The alarming rate of glacial melting in Antarctica and Greenland has led to rising sea levels, threatening coastal cities worldwide.

Letters stock image
Letters stock image

It doesn’t take a complex computer model to realise that, if left unaddressed, this will result in catastrophic losses within the next 50 to 100 years.

Over the last decade, extreme weather events have already cost the global economy $2 trillion, and this financial burden is set to rise.

Additionally, shortages in food and water could spark migration crises on an unprecedented scale.

Mr Shepherd referenced a “30% increase in US national utility prices,” presumably since 2021 when President Biden took office.

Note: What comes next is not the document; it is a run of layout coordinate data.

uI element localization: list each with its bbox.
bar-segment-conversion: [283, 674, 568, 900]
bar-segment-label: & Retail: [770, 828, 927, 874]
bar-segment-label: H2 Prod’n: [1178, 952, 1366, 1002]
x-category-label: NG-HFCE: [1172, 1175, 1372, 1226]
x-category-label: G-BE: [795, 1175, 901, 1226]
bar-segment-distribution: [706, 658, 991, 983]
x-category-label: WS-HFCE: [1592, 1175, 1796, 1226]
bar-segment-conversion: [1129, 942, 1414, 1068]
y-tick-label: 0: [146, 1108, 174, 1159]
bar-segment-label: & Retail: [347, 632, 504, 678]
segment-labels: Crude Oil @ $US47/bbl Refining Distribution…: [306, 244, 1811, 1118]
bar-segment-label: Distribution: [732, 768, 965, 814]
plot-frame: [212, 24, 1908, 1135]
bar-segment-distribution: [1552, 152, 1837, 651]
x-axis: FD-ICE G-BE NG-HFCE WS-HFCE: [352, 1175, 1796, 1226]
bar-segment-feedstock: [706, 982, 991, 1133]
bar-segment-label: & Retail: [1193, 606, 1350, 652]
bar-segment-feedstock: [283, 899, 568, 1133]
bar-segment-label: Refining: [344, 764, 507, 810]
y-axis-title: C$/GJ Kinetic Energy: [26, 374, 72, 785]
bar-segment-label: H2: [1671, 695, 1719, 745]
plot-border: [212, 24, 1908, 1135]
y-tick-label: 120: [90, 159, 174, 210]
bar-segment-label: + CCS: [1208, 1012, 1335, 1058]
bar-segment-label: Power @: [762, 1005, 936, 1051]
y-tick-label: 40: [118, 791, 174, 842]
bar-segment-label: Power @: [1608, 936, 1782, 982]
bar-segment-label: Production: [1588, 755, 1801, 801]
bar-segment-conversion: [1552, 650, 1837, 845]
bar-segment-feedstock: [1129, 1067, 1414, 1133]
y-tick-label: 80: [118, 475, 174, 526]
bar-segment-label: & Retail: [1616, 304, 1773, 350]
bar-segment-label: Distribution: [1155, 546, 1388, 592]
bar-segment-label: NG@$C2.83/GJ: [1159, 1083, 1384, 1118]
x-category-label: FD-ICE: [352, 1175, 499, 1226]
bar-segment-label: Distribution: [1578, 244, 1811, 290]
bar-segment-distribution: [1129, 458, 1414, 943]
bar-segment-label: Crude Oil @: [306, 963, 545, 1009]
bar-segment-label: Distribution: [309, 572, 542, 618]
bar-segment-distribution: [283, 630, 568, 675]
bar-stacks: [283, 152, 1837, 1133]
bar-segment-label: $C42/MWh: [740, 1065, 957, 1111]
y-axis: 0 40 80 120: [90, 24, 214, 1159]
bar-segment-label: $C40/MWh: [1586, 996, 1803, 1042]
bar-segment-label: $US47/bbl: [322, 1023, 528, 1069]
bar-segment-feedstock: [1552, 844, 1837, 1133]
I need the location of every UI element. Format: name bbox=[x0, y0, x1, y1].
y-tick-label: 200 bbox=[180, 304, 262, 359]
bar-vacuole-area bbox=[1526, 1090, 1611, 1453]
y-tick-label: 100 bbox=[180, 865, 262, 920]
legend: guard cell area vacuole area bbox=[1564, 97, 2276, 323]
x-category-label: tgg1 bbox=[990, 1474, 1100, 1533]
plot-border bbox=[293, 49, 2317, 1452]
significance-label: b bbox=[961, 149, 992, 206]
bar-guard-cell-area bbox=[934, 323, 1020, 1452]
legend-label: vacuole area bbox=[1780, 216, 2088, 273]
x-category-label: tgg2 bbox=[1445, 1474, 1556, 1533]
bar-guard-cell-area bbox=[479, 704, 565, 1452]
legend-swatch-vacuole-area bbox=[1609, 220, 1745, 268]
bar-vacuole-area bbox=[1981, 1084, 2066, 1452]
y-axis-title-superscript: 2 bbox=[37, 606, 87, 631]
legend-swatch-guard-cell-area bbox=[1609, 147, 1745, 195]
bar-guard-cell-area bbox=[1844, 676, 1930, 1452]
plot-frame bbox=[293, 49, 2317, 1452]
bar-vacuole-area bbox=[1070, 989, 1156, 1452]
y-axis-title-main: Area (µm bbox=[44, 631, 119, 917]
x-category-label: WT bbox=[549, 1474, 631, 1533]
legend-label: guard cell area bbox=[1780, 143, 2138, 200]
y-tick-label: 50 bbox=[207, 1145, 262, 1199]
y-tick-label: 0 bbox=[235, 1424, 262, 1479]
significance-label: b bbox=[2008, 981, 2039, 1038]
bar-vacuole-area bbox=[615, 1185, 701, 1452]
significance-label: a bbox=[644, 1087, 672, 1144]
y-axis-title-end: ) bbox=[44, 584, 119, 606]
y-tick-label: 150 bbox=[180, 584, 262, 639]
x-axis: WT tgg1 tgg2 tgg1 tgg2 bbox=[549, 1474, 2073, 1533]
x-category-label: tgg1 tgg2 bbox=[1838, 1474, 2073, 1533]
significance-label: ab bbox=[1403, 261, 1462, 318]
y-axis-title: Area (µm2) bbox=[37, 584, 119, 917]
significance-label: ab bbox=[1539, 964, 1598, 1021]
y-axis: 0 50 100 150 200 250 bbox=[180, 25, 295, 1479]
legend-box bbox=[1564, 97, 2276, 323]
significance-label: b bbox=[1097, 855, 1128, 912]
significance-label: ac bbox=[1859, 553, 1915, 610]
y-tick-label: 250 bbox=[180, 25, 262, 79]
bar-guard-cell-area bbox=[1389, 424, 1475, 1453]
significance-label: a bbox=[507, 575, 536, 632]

Research suggests volatile natural gas prices, uneconomic coal plants, and the cost of hardening power distribution systems against extreme weather are primary reasons electricity bills keep rising.

Despite the US being nearly self-sufficient in natural gas, global market prices dictate what consumers pay.

The Russian invasion of Ukraine has significantly impacted these prices, underscoring the UK government’s strategy to invest in renewable energy and mitigate these damaging fluctuations.

It is tempting to blame governments throughout the world for their failure to seriously address the threat of climate change.

Yet it is us, the consumers who have the power to make change, and it is us who are ignoring the dire warnings scientists have been giving us for over a decade.

We are nearing critical tipping points within the Earth’s systems — thresholds that, once crossed, will trigger irreversible changes beyond human control.

These tipping points include the loss of ice sheets, leading to devastating sealevel rises; Amazon die-back, further accelerating global warming; and the collapse of key ocean currents like the

Atlantic Meridional Overturning Circulation (Transatlantic Drift), which would drastically alter weather patterns here in the UK.

Addressing climate change requires immediate global action on a governmental and equally importantly on an individual scale.

The stakes could not be higher. — Nick Roulstone, via email.